The Engine Was Stock Price Premium, Not Bitcoin

The operational logic of the "Bitcoin treasury company" model is essentially separate from whether Bitcoin's price goes up or down.

The key metric is called mNAV, which is the ratio of a company's stock market capitalization to the market value of the Bitcoin it holds. If a company is worth twice its Bitcoin holdings, the mNAV is 2. This premium is the fuel for the entire machine: the company issues stock at a price above net asset value, uses the cash to buy more Bitcoin, which increases the Bitcoin per share metric, benefiting existing shareholders rather than diluting them, and then repeats the cycle. MicroStrategy (now Strategy) built its model on this loop.

Once the premium converges to 1x or falls below 1x, this cycle breaks. Issuing stock to buy Bitcoin no longer increases the per-share Bitcoin content; instead, it dilutes existing shareholders. The machine stops.

This is precisely where BSTR's problem lies. The original structure was designed based on the premium expectations of the previous cycle, assumptions that no one is willing to pay for now. So this isn't about "whether the stock can maintain its premium after listing," but rather that the premium assumptions couldn't even allow the company to complete its financing.

The Entire Sector Is Under Pressure

Bitcoin was priced at approximately $64,000 on July 12, with a market cap of about $1.27 trillion, representing roughly 58% of the total crypto market. This price is approximately 49% below its all-time high of $126,200 set on October 6 last year, and has dropped about 19.5% in the last 60 days.

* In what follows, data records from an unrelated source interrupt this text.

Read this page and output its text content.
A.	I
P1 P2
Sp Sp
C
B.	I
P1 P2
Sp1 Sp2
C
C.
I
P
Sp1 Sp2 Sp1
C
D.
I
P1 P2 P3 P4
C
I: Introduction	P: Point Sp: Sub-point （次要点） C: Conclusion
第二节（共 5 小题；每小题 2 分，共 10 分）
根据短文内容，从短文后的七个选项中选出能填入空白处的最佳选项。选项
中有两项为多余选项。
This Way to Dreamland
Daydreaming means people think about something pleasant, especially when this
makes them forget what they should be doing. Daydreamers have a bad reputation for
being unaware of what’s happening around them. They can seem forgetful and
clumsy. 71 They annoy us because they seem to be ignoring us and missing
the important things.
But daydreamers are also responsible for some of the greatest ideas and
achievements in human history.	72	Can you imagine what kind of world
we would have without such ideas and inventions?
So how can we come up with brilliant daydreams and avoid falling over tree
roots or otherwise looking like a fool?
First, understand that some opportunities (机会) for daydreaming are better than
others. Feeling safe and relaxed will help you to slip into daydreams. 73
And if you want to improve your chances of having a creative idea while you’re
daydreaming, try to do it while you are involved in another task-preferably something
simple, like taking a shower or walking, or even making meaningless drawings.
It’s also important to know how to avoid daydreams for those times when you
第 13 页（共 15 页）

For Bitcoin itself, this is not a disaster. For Bitcoin treasury companies relying on premium financing, it's a different story.

Other news from the same week provides context. American Bitcoin, involving Eric Trump, was forced to implement a 1-for-15 reverse stock split to meet Nasdaq's minimum share price requirement, holding approximately 8,000 Bitcoins. Strategy's preferred shares briefly fell below par value in June. Metaplanet's stock price is now below the value of its Bitcoin holdings. In early July, another US-based Bitcoin treasury company liquidated its entire Bitcoin holdings under debt and Nasdaq compliance pressure.

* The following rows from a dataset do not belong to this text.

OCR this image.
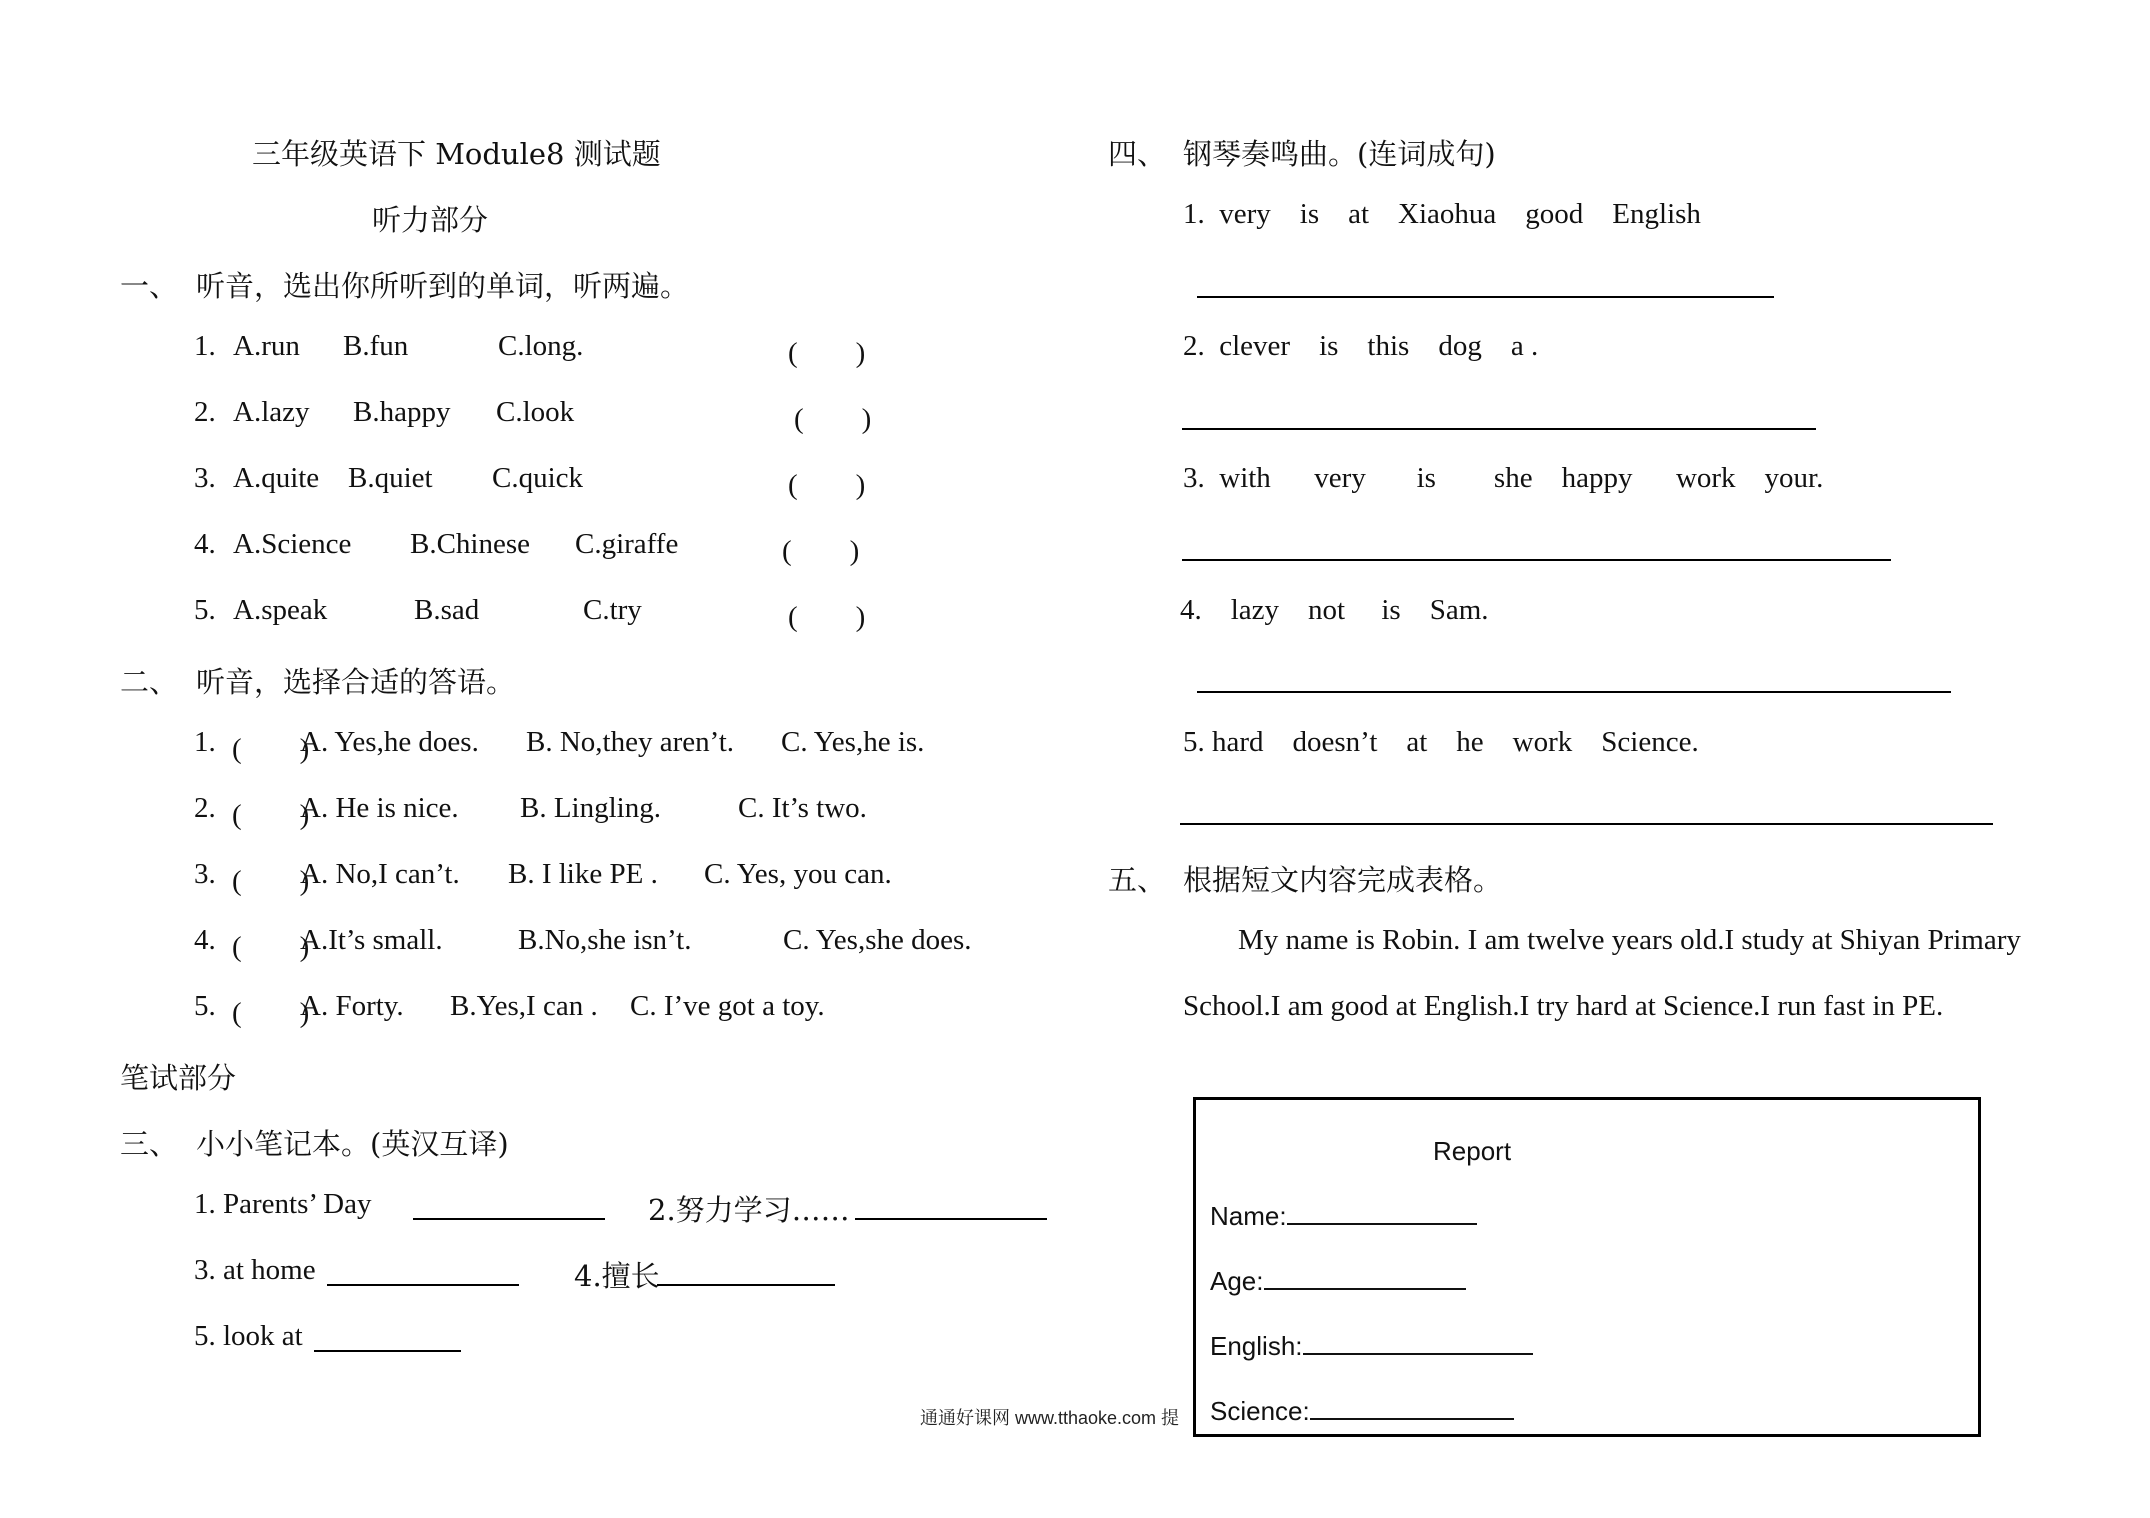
三年级英语下 Module8 测试题
听力部分
一、 听音，选出你所听到的单词，听两遍。
1. A.run B.fun	C.long.	(　　)
2. A.lazy B.happy C.look	(　　)
3. A.quite B.quiet C.quick	(　　)
4. A.Science B.Chinese C.giraffe	(　　)
5. A.speak	B.sad	C.try	(　　)
二、 听音，选择合适的答语。
1. (　　)
A. Yes,he does. B. No,they aren’t. C. Yes,he is.
2. (　　)
A. He is nice. B. Lingling.	C. It’s two.
3. (　　)
A. No,I can’t. B. I like PE . C. Yes, you can.
4. (　　)
A.It’s small.	B.No,she isn’t.	C. Yes,she does.
5. (　　)
A. Forty. B.Yes,I can . C. I’ve got a toy.
笔试部分
三、 小小笔记本。(英汉互译)
1. Parents’ Day	2.努力学习……
3. at home	4.擅长
5. look at
四、 钢琴奏鸣曲。(连词成句)
1.  very    is    at    Xiaohua    good    English
2.  clever    is    this    dog    a .
3.  with      very       is        she    happy      work    your.
4.    lazy    not     is    Sam.
5. hard    doesn’t    at    he    work    Science.
五、 根据短文内容完成表格。
My name is Robin. I am twelve years old.I study at Shiyan Primary
School.I am good at English.I try hard at Science.I run fast in PE.
Report
Name:
Age:
English:
Science:
通通好课网 www.tthaoke.com 提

Meanwhile, capital is flowing elsewhere. AI computing company CoreWeave just completed a $20 billion funding round.

The Next SEC Filing Will Be the True Verdict

Cantor and BSTR are still in negotiations, but the original terms are void.

If the two parties reach a new agreement, a new SEC filing will be issued to amend or supplement the registration statement and proxy solicitation materials. That document will answer three questions: How much of the 30,021 Bitcoins remains? How much of the original PIPE commitments remains? And what price are investors willing to pay now?

According to market data cited by TFTC, CEPO's stock price is currently around $10.5, close to its trust value. This level itself is a signal: the market is assigning no premium to this deal.

The risk factors listed in the July 8 filing itself essentially form the upcoming negotiation checklist: public shareholder redemptions, public float percentage, liquidity, exchange listing, Bitcoin price volatility, competition, regulatory uncertainty, and the difficulty of expanding Bitcoin accumulation and treasury operations.

For readers holding Bitcoin treasury stocks, the implications are two-fold:

If the new agreement preserves the 30,000 Bitcoin scale, retains substantial investor commitments, and doesn't shift significant costs onto new shareholders, it indicates this model can be repriced and survive in a low-premium environment.

If the new terms reduce the Bitcoin holdings, increase the cost of capital, weaken investor protections, or rely more heavily on dilution to raise funds, it means the next wave of Bitcoin treasury companies can no longer benefit from the premium dividends of the previous cycle. Anyone buying these stocks is essentially paying for someone else's restructuring.

BSTR is now a public stress test for the entire sector. The test results will be written in the next SEC filing.